Jakarta, Properti Indonesia – Pemerintah melalui Komite Penanganan Covid-19 dan Pemulihan Ekonomi Nasional akan kembali memperketat kebijakan Pemberlakuan Pembatasan Kegiatan Masyarakat (PPKM) Mikro. Kebijakan ini rencananya akan dilaksanakan pada 2 Juli hingga 20 Juli 2021 mendatang.
Pemberlakuan PPKM Mikro ini dimaksudkan sebagai pencegahan penyebaran Covid-19 di masyarakat. Ketua Satuan Tugas Penanganan Covid-19, Ganip Warsito juga mengatakan kegiatan sektor ekonomi yang dibatasi yakni mal atau pusat perbelanjaan hanya beroperasi sampai pukul 17.00 WIB, semetara restoran hanya diizinkan untuk take away sampai pukul 20.00 WIB.

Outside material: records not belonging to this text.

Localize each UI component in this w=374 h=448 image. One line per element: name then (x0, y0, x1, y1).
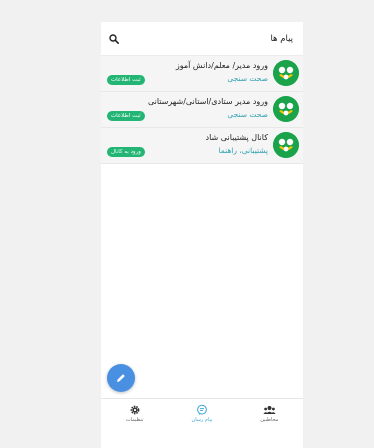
app-logo-icon (273, 96, 299, 122)
nav-messenger-label: پیام رسان (191, 416, 213, 423)
pencil-icon (117, 374, 125, 382)
app-logo-icon (273, 132, 299, 158)
register-info-button[interactable]: ثبت اطلاعات (107, 111, 145, 121)
join-channel-button[interactable]: ورود به کانال (107, 147, 145, 157)
bottom-navigation: تنظیمات پیام رسان مخاطبین (101, 398, 303, 427)
compose-button[interactable] (107, 364, 135, 392)
conversation-item[interactable]: کانال پشتیبانی شاد پشتیبانی، راهنما ورود… (101, 128, 303, 164)
conversation-subtitle: پشتیبانی، راهنما (218, 146, 268, 155)
nav-contacts-label: مخاطبین (260, 416, 279, 423)
chat-icon (197, 404, 207, 415)
conversation-item[interactable]: ورود مدیر/ معلم/دانش آموز صحت سنجی ثبت ا… (101, 56, 303, 92)
conversation-item[interactable]: ورود مدیر ستادی/استانی/شهرستانی صحت سنجی… (101, 92, 303, 128)
conversation-list: ورود مدیر/ معلم/دانش آموز صحت سنجی ثبت ا… (101, 56, 303, 164)
search-icon[interactable] (107, 32, 121, 46)
nav-contacts[interactable]: مخاطبین (236, 399, 303, 427)
app-header: پیام ها (101, 22, 303, 56)
nav-settings-label: تنظیمات (125, 416, 144, 423)
contacts-icon (263, 405, 276, 414)
app-logo-icon (273, 60, 299, 86)
conversation-name: ورود مدیر ستادی/استانی/شهرستانی (147, 97, 268, 106)
register-info-button[interactable]: ثبت اطلاعات (107, 75, 145, 85)
page-title: پیام ها (270, 33, 293, 44)
gear-icon (130, 405, 140, 414)
nav-settings[interactable]: تنظیمات (101, 399, 168, 427)
conversation-name: ورود مدیر/ معلم/دانش آموز (175, 61, 268, 70)
conversation-subtitle: صحت سنجی (227, 110, 268, 119)
conversation-name: کانال پشتیبانی شاد (205, 133, 268, 142)
app-screen: پیام ها ورود مدیر/ معلم/دانش آموز صحت سن… (101, 22, 303, 448)
nav-messenger[interactable]: پیام رسان (168, 399, 235, 427)
conversation-subtitle: صحت سنجی (227, 74, 268, 83)
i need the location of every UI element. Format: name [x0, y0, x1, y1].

“Untuk sektor-sektor ekonomi seperti Mal ini hanya dioperasikan sampai dengan jam 17.00 WIB, kemudian restoran hanya diizinkan untuk take away dibatasi sampai pukul 20.00 WIB,” ujar Ganip dalam rapat koordinasi Satgas Covid-19 melalui chanel Youtube Pusdalops BNPB, Selasa (29/6).
Selain pembatasan pada pusat perbelanjaan dan restoran, kegiatan perkantoran juga dibatasi dengan 75% kerja dari rumah atau work from home (WFH) dan 25% tetap bekerja di kantor atau work from office (WFO).
Sementara itu, Ketua Umum Asosiasi Pengelola Pusat Belanja Indonesia (APPBI) Alphonzus Widjaja mengatakan bahwa pembatasan tidak akan efektif jika hanya diberlakukan terhadap fasilitas-fasilitas yang selama ini memiliki kemampuan dan telah dapat menerapkan protokol kesehatan dengan ketat.
“Saat ini penyebaran telah terjadi di lingkungan dan komunitas yang lebih kecil sehingga pembatasannya harus dengan berbasis mikro dan melakukan penegakan sampai dengan tingkat paling kecil di lingkungan dan komunitas kehidupan masyarakat,” ujar Alphon dalam keterangan tertulis yang diterima Properti Indonesia, Rabu (30/6).
Dirinya menjelaskan, dengan adanya rencana keputusan tersebut akan berdampak besar terhadap gerak perekonomian dan dunia usaha akan kembali terpuruk. “Pusat perbelanjaan akan mendukung setiap ketentuan yang ditetapkan sepanjang atau jika memang efektif untuk menekan laju lonjakan kasus positif Covid-19,” tutur Alphonz.
Lanjutnya, pusat perbelanjaan mengimbau agar rencana keputusan tersebut dipertimbangkan kembali secara mendalam apakah memang benar-benar efektif untuk menekan jumlah kasus positif Covid-19 yang sedang melonjak saat ini.